Bagi Aprinus, berakhirnya Kemah Sastra bukan berarti berakhir pula perjuangan yang dibicarakan dan dipraktikkan selama kegiatan. Justru setelah kembali ke kehidupan sehari-hari, tantangan untuk mempertahankan kemandirian dan karakter kemanusiaan kembali dihadapi masing-masing.

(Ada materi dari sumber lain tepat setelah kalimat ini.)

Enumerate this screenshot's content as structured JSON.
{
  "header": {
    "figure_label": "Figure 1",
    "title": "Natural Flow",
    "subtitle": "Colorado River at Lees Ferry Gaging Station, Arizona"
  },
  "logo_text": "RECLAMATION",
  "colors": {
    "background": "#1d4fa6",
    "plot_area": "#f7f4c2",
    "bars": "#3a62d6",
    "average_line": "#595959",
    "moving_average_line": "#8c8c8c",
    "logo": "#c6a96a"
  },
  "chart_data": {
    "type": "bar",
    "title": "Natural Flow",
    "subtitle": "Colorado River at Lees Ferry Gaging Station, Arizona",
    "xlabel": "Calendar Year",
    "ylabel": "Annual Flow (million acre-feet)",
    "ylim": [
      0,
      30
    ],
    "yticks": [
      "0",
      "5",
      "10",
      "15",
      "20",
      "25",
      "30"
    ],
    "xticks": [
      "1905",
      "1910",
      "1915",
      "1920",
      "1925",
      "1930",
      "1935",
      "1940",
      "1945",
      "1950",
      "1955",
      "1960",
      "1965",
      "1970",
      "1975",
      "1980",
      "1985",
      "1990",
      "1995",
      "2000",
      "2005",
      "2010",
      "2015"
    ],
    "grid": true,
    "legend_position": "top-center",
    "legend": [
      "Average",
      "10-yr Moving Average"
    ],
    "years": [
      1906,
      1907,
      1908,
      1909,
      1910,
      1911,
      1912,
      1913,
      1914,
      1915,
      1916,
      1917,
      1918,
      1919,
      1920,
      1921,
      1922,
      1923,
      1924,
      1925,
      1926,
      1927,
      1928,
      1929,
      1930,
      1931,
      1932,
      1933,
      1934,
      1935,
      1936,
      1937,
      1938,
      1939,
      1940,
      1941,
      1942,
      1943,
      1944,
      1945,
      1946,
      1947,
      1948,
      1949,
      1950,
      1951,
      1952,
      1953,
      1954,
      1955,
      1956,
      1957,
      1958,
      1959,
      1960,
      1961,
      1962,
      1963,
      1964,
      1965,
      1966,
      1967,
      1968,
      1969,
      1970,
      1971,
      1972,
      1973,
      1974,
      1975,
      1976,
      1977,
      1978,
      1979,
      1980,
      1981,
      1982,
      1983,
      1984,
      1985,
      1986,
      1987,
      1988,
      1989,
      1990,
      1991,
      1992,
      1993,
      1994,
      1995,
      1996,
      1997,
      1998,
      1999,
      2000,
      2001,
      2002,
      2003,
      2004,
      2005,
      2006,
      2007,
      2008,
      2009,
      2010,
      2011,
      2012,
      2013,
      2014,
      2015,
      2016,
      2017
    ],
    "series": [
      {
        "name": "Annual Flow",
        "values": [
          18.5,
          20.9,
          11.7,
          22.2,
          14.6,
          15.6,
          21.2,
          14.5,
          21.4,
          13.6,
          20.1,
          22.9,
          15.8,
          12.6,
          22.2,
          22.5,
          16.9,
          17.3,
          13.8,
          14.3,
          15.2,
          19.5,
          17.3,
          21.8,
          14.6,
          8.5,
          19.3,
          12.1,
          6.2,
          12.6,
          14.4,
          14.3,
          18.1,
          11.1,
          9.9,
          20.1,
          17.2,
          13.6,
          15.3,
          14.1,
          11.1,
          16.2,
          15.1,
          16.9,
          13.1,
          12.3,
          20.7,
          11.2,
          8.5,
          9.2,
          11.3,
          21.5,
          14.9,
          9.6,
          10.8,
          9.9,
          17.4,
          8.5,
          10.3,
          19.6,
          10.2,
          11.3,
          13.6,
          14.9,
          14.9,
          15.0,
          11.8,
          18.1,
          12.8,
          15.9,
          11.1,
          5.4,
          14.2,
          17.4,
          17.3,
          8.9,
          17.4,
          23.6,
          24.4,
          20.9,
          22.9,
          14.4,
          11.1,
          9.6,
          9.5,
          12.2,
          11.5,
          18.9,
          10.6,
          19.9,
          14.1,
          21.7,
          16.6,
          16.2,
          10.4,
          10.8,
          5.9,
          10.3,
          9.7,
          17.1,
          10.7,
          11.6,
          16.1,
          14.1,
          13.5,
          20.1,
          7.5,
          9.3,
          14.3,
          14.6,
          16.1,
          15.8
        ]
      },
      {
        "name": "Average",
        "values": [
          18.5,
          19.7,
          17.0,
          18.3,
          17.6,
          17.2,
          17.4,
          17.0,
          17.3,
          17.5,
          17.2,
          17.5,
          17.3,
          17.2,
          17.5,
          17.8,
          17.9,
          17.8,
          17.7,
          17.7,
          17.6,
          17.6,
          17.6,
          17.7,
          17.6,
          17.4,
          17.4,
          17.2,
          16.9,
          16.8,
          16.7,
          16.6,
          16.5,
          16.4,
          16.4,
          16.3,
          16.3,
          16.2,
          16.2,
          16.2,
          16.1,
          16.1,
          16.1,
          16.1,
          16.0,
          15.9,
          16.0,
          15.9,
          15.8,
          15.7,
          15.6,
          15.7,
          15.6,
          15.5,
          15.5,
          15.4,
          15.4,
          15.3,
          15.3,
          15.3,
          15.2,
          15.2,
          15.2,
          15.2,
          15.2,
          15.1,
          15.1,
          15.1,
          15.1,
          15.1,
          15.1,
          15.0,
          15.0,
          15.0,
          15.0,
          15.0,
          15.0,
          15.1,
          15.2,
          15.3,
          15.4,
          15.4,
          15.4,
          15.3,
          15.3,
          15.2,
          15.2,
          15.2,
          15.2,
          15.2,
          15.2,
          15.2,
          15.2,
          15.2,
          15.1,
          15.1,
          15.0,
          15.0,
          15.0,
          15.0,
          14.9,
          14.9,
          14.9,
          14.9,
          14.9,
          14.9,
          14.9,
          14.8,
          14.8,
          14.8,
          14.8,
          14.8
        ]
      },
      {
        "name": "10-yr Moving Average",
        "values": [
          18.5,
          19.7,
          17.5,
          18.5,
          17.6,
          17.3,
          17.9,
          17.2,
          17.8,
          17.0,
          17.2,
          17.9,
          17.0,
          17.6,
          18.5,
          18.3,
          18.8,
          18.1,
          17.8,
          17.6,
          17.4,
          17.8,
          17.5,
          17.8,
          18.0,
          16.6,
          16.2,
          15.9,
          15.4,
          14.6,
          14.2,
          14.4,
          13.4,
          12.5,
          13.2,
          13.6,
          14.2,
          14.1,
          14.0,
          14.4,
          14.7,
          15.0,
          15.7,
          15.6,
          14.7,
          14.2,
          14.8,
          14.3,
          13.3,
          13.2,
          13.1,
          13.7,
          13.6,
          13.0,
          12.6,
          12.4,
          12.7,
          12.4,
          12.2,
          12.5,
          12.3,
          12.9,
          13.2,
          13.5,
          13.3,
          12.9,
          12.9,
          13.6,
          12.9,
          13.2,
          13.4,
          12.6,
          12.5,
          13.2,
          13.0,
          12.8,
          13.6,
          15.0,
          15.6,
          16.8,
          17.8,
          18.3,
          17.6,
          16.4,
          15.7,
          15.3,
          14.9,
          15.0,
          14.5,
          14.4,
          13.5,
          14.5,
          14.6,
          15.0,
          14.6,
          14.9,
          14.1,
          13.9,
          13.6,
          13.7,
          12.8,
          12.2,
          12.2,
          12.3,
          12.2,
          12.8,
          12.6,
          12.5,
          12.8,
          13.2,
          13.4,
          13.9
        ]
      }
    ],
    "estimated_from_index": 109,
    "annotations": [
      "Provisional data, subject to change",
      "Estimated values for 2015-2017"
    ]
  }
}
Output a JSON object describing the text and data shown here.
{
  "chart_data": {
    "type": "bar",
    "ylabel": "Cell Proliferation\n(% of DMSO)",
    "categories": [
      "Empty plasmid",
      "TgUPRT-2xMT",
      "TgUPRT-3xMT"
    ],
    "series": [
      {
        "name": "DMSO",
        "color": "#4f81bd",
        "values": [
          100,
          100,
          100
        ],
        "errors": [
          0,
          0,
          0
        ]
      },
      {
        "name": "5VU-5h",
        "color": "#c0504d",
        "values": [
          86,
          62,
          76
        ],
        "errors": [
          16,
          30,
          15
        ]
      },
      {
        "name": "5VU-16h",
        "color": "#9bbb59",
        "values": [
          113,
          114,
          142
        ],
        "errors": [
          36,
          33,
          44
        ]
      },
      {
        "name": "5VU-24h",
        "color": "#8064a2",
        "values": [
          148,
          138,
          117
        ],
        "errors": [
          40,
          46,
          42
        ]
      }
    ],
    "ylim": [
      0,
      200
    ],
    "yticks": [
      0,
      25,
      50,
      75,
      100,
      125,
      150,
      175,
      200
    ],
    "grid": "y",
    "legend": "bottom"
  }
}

“Selesai Kemah Sastra, kita harus berjuang sendiri-sendiri lagi, terjebak dalam berbagai rutinitas politik yang bising, terjebak dalam rutinitas ekonomi yang mencemaskan, terjebak dalam rutinitas sosial budaya yang membosankan.”
Karena itu, meskipun berlangsung singkat dan dengan fasilitas yang terbatas, Kemah Sastra diharapkan menjadi semacam jeda dari berbagai rutinitas tersebut—sebuah ruang untuk bertemu, membaca, menulis, berbicara, dan mendengarkan kembali suara hati nurani melalui sastra.
Fasilitas Kemah Sastra memang masih terbatas. Keterbatasan tersebut justru menjadi bagian dari pengalaman kemah: hidup bersama dengan fasilitas sederhana, berbagi ruang, berbagi cerita, serta belajar mengatur kebutuhan secara mandiri.
Dengan jadwal kegiatan yang cukup padat, peserta diharapkan disiplin terhadap waktu dan menjaga kekompakan. Namun, di atas semua itu, Kemah Sastra 2026 diharapkan menjadi ruang yang menyenangkan—tempat sastra tidak hanya dibicarakan, tetapi juga dihidupi melalui kebersamaan.
Sebab, sebagaimana ditekankan Prof. Aprinus Salam, sastra pada akhirnya bukan hanya perkara karya dan estetika. Ia juga merupakan upaya untuk mempertahankan sesuatu yang lebih mendasar: kemandirian, karakter kemanusiaan, dan hati nurani.